A coalition of street safety advocates will hold a rally on the steps of City Hall tomorrow morning at 10 a.m., calling upon city leaders and agencies to step up the action on Vision Zero. The event will also serve as a memorial to victims of traffic violence.

Just in the last two weeks, six people have been killed in traffic crashes in SF and more have been injured, according to Walk SF. The latest death came this morning at about 6:15 a.m., when a 51-year-old woman was killed by a Golden Gate Transit bus driver while jogging in a crosswalk at Lombard Street and Van Ness Avenue. The driver was making a left turn — one of the most common factors causing deadly pedestrian crashes along one of the city’s most dangerous streets.

In total, 26 people have been killed in traffic crashes in SF this year, according to Walk SF.

SF’s latest victim was killed at Van Ness and Lombard this morning.

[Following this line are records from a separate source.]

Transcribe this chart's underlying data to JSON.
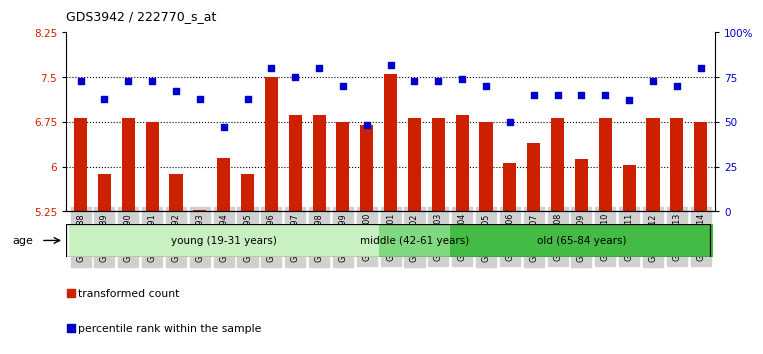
{
  "title": "GDS3942 / 222770_s_at",
  "samples": [
    "GSM812988",
    "GSM812989",
    "GSM812990",
    "GSM812991",
    "GSM812992",
    "GSM812993",
    "GSM812994",
    "GSM812995",
    "GSM812996",
    "GSM812997",
    "GSM812998",
    "GSM812999",
    "GSM813000",
    "GSM813001",
    "GSM813002",
    "GSM813003",
    "GSM813004",
    "GSM813005",
    "GSM813006",
    "GSM813007",
    "GSM813008",
    "GSM813009",
    "GSM813010",
    "GSM813011",
    "GSM813012",
    "GSM813013",
    "GSM813014"
  ],
  "bar_values": [
    6.82,
    5.88,
    6.82,
    6.74,
    5.88,
    5.27,
    6.14,
    5.88,
    7.5,
    6.86,
    6.86,
    6.75,
    6.7,
    7.55,
    6.82,
    6.82,
    6.86,
    6.75,
    6.06,
    6.4,
    6.82,
    6.12,
    6.82,
    6.02,
    6.82,
    6.82,
    6.74
  ],
  "dot_values": [
    73,
    63,
    73,
    73,
    67,
    63,
    47,
    63,
    80,
    75,
    80,
    70,
    48,
    82,
    73,
    73,
    74,
    70,
    50,
    65,
    65,
    65,
    65,
    62,
    73,
    70,
    80
  ],
  "ylim_left": [
    5.25,
    8.25
  ],
  "ylim_right": [
    0,
    100
  ],
  "yticks_left": [
    5.25,
    6.0,
    6.75,
    7.5,
    8.25
  ],
  "yticks_right": [
    0,
    25,
    50,
    75,
    100
  ],
  "ytick_labels_left": [
    "5.25",
    "6",
    "6.75",
    "7.5",
    "8.25"
  ],
  "ytick_labels_right": [
    "0",
    "25",
    "50",
    "75",
    "100%"
  ],
  "groups": [
    {
      "label": "young (19-31 years)",
      "start": 0,
      "end": 13,
      "color": "#c8f0c0"
    },
    {
      "label": "middle (42-61 years)",
      "start": 13,
      "end": 16,
      "color": "#80d880"
    },
    {
      "label": "old (65-84 years)",
      "start": 16,
      "end": 27,
      "color": "#44bb44"
    }
  ],
  "bar_color": "#cc2000",
  "dot_color": "#0000cc",
  "bg_color": "#ffffff",
  "tick_color_left": "#cc2000",
  "tick_color_right": "#0000cc",
  "age_label": "age",
  "legend_bar": "transformed count",
  "legend_dot": "percentile rank within the sample",
  "dotted_line_color": "#000000",
  "xtick_bg": "#d0d0d0"
}
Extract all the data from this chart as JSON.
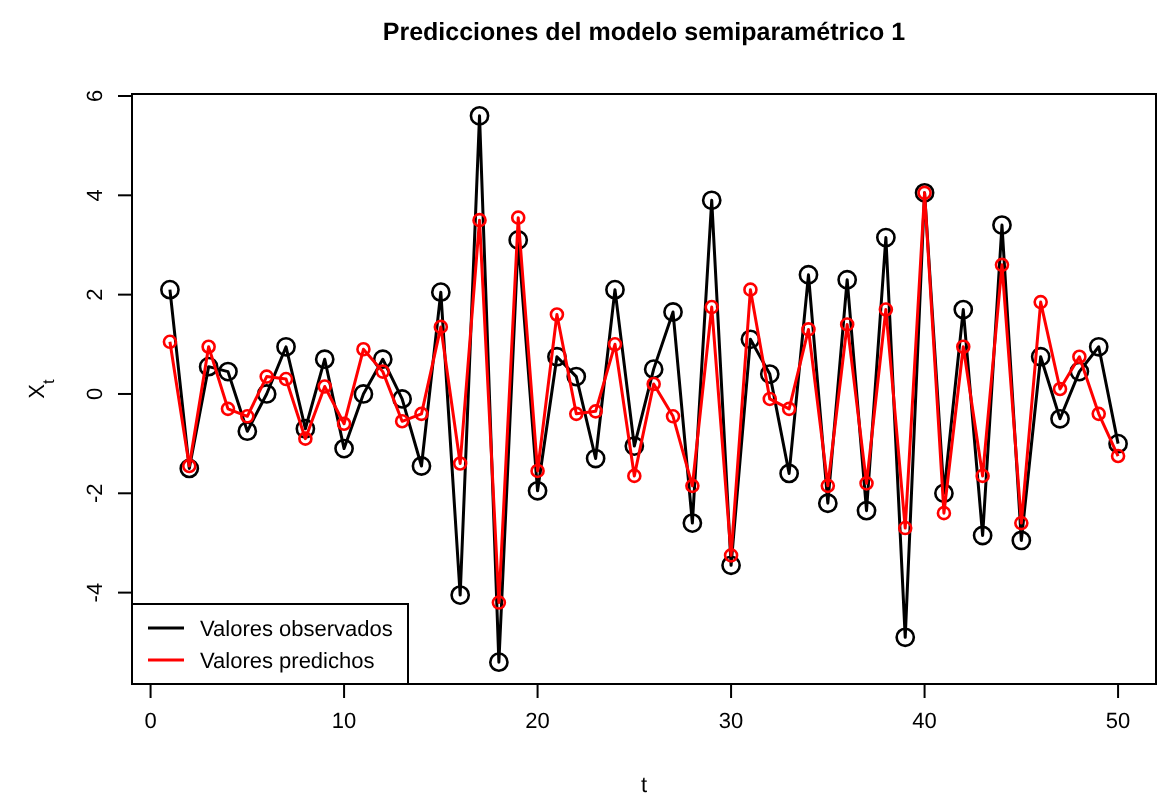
{
  "chart_data": {
    "type": "line",
    "title": "Predicciones del modelo semiparamétrico 1",
    "xlabel": "t",
    "ylabel": "X$_{t}$",
    "x": [
      1,
      2,
      3,
      4,
      5,
      6,
      7,
      8,
      9,
      10,
      11,
      12,
      13,
      14,
      15,
      16,
      17,
      18,
      19,
      20,
      21,
      22,
      23,
      24,
      25,
      26,
      27,
      28,
      29,
      30,
      31,
      32,
      33,
      34,
      35,
      36,
      37,
      38,
      39,
      40,
      41,
      42,
      43,
      44,
      45,
      46,
      47,
      48,
      49,
      50
    ],
    "series": [
      {
        "name": "Valores observados",
        "color": "#000000",
        "values": [
          2.1,
          -1.5,
          0.55,
          0.45,
          -0.75,
          0.0,
          0.95,
          -0.7,
          0.7,
          -1.1,
          0.0,
          0.7,
          -0.1,
          -1.45,
          2.05,
          -4.05,
          5.6,
          -5.4,
          3.1,
          -1.95,
          0.75,
          0.35,
          -1.3,
          2.1,
          -1.05,
          0.5,
          1.65,
          -2.6,
          3.9,
          -3.45,
          1.1,
          0.4,
          -1.6,
          2.4,
          -2.2,
          2.3,
          -2.35,
          3.15,
          -4.9,
          4.05,
          -2.0,
          1.7,
          -2.85,
          3.4,
          -2.95,
          0.75,
          -0.5,
          0.45,
          0.95,
          -1.0
        ]
      },
      {
        "name": "Valores predichos",
        "color": "#ff0000",
        "values": [
          1.05,
          -1.45,
          0.95,
          -0.3,
          -0.45,
          0.35,
          0.3,
          -0.9,
          0.15,
          -0.6,
          0.9,
          0.45,
          -0.55,
          -0.4,
          1.35,
          -1.4,
          3.5,
          -4.2,
          3.55,
          -1.55,
          1.6,
          -0.4,
          -0.35,
          1.0,
          -1.65,
          0.2,
          -0.45,
          -1.85,
          1.75,
          -3.25,
          2.1,
          -0.1,
          -0.3,
          1.3,
          -1.85,
          1.4,
          -1.8,
          1.7,
          -2.7,
          4.05,
          -2.4,
          0.95,
          -1.65,
          2.6,
          -2.6,
          1.85,
          0.1,
          0.75,
          -0.4,
          -1.25
        ]
      }
    ],
    "xlim": [
      -0.96,
      51.96
    ],
    "ylim": [
      -5.84,
      6.04
    ],
    "xticks": [
      0,
      10,
      20,
      30,
      40,
      50
    ],
    "yticks": [
      -4,
      -2,
      0,
      2,
      4,
      6
    ],
    "marker": "circle",
    "line_style": "solid",
    "legend": "bottom left"
  }
}
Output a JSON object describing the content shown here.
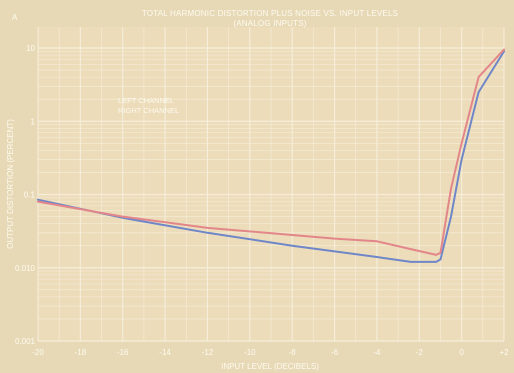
{
  "chart_data": {
    "type": "line",
    "panel_letter": "A",
    "title": "TOTAL HARMONIC DISTORTION PLUS NOISE VS. INPUT LEVELS",
    "subtitle": "(ANALOG INPUTS)",
    "xlabel": "INPUT LEVEL (DECIBELS)",
    "ylabel": "OUTPUT DISTORTION (PERCENT)",
    "x_ticks": [
      "-20",
      "-18",
      "-16",
      "-14",
      "-12",
      "-10",
      "-8",
      "-6",
      "-4",
      "-2",
      "0",
      "+2"
    ],
    "y_ticks": [
      "0.001",
      "0.010",
      "0.1",
      "1",
      "10"
    ],
    "xlim": [
      -20,
      2
    ],
    "ylim": [
      0.001,
      10
    ],
    "y_scale": "log",
    "grid": true,
    "legend_position": "upper-left",
    "series": [
      {
        "name": "LEFT CHANNEL",
        "color": "#6f87c8",
        "x": [
          -20,
          -16,
          -12,
          -8,
          -4,
          -2.4,
          -1.2,
          -1.0,
          -0.5,
          0,
          0.8,
          2
        ],
        "y": [
          0.085,
          0.048,
          0.03,
          0.02,
          0.014,
          0.012,
          0.012,
          0.013,
          0.05,
          0.3,
          2.5,
          9
        ]
      },
      {
        "name": "RIGHT CHANNEL",
        "color": "#e3868a",
        "x": [
          -20,
          -16,
          -12,
          -8,
          -6,
          -4,
          -2.4,
          -1.2,
          -1.0,
          -0.5,
          0,
          0.8,
          2
        ],
        "y": [
          0.08,
          0.05,
          0.035,
          0.028,
          0.025,
          0.023,
          0.018,
          0.015,
          0.016,
          0.12,
          0.5,
          4,
          9.5
        ]
      }
    ]
  }
}
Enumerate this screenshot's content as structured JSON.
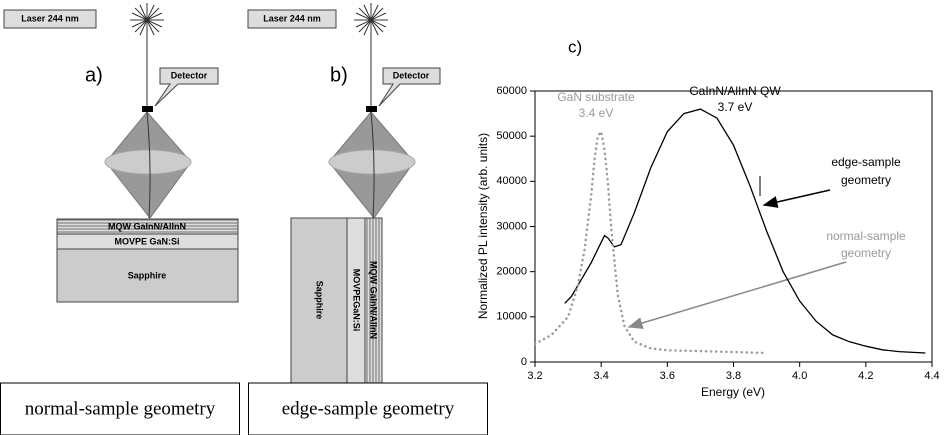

Photo: Anne Makovec/Twitter

“Enough is enough!,” the organization wrote in a message to its members today. “San Franciscans spoke loud and clear at the polls to make safety a priority for our streets, voting Yes to Prop A and B, and No to Prop L. Now, the City must not delay efforts to make Vision Zero — the goal to end ALL traffic-related deaths in ten years — a reality.”

The propositions Walk SF referred to were Props A and B, two transportation funding measures, and Prop L, the rejected cars-first measure which attacked pedestrian safety improvements. With all three votes, a majority of San Franciscans indicated that they want quicker action on safer streets.

The coalition gathering at tomorrow’s rally will include the South of Market Community Action Network, the Senior and Disability Action Network, Chinatown Community Development Center, the Central City SRO Collaborative, the SF Bicycle Coalition, Walk SF, and other community groups.

Eighteen people have been killed by drivers while walking in SF this year, 14 of whom were walking on the city’s most dangerous streets — the six percent of streets that account for 60 percent of serious and fatal injuries, Walk SF noted.